Disruptions of daily rhythms of the body’s master internal clock cause depression- and anxiety-like behaviors in mice, reports a new study in Biological Psychiatry. Studies continue to pile on suggesting we respect the circadian rhythms of teenagers when we, for example, decide what time of day to start high school.
The findings provide insight into the role of the brain’s internal time keeping system in the development of mood disorders, such as bipolar disorder and major depressive disorder, which have been associated with disturbed daily (circadian) rhythms.
“Our data show that perturbing circadian rhythms in otherwise totally undisturbed animals is enough to cause behaviors similar to human depression,” commented first author Dr Dominic Landgraf of the University of California, San Diego.
Inherent circadian clocks help us function throughout the day, by telling us when to sleep, wake and eat, as well as by synchronizing our bodily processes. “It is perhaps not surprising that disruptions of our natural synchronization can have heavy impacts on our physical and mental health,” Dr Landgraf added.
However, until now researchers did not know if disturbed circadian rhythms were a cause or consequence of mood disorders. In the new study, a team led by David K Welsh has shown for the first time a causal relationship between functioning circadian clocks and mood regulation.

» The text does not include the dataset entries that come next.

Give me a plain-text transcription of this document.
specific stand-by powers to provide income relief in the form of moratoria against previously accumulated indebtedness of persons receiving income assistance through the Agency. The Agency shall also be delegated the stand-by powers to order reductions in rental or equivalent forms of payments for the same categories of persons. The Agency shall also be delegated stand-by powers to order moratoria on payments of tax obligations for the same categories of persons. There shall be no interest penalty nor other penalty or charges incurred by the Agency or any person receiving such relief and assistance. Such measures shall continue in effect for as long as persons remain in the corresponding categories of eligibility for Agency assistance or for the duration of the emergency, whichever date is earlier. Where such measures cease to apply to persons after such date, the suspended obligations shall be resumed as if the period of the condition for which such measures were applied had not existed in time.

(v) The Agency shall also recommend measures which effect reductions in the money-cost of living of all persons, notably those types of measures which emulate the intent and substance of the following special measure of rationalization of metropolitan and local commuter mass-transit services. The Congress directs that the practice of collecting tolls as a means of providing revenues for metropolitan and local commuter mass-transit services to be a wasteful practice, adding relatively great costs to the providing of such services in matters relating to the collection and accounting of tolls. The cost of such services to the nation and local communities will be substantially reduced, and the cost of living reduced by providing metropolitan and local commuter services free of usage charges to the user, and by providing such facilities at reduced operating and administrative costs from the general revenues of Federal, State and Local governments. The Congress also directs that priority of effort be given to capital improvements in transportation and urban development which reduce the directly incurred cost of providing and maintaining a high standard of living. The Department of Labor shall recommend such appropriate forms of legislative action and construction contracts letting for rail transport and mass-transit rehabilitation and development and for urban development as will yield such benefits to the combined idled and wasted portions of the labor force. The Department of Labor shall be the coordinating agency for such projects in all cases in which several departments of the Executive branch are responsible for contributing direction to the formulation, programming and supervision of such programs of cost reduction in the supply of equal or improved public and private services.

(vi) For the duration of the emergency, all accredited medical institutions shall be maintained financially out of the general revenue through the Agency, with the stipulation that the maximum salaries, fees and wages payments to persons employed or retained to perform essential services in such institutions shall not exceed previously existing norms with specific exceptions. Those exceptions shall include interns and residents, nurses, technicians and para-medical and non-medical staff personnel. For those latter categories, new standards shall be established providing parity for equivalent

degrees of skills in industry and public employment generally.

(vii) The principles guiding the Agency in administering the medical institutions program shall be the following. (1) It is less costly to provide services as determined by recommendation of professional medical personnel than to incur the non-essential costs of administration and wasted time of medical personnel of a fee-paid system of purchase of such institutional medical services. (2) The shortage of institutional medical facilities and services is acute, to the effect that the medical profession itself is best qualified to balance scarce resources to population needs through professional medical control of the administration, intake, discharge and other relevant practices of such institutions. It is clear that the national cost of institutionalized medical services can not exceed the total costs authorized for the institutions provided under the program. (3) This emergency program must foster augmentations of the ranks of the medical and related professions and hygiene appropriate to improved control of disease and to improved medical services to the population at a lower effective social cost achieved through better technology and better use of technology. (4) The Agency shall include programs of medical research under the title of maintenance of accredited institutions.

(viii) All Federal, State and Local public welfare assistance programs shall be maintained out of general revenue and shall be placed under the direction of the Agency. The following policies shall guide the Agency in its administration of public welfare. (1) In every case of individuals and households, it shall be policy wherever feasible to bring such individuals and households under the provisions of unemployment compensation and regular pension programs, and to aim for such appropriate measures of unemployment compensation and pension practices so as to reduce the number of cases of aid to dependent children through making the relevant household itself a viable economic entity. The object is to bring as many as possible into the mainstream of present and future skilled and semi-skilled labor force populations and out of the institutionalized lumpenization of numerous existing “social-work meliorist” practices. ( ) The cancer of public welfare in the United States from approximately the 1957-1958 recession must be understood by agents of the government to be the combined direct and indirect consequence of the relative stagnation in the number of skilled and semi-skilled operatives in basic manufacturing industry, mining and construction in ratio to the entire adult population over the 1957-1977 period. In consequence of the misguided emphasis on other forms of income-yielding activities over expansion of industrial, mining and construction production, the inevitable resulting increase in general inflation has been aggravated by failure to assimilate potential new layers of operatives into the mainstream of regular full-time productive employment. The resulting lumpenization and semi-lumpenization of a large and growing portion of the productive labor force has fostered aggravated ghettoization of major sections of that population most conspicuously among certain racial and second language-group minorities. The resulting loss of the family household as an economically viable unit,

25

The researchers developed a new genetic mouse model by suppressing Bmal1, one of the master genes that drives circadian rhythms, in the suprachiasmatic nucleus (SCN), which serves as the brain’s central clock regulator. Diminished Bmal1 expression reduced the strength of the clock signals produced by the SCN by about 80 percent. Targeting this particular brain region allowed the researchers to focus on the specific effects of the SCN circadian rhythms, and to avoid alterations in other brain regions that have confounded previous studies.
In behavioral tests, mice with reduced circadian rhythms, relative to control mice, were less motivated to escape an uncomfortable situation, which is commonly interpreted as despair or hopelessness in the animal. The mice also showed increased aversion to brightly lit areas, considered to be an indicator of anxiety-like behavior.
In addition to the altered behavior, mice with reduced circadian rhythms gained more weight than normal mice, even though they consumed the same amount of food. This finding suggests that disrupted SCN circadian rhythms could lead to metabolic abnormalities observed in many depressed patients.
Importantly, the findings show that even though the SCN does not directly regulate mood, alterations to circadian rhythms in the SCN are sufficient to cause depression- and anxiety-like behaviors in mice.
“We have long known that disruptions in circadian rhythms may contribute to depression, particularly in people at risk for major depression or bipolar disorder,” said Dr John Krystal, Editor of Biological Psychiatry. “This new study provides additional evidence implicating the Bmal1 gene in the relationship between these circadian rhythms and mood.”
According to Dr Landgraf, the results are an important step toward developing new depression treatments that directly target the circadian clock in humans.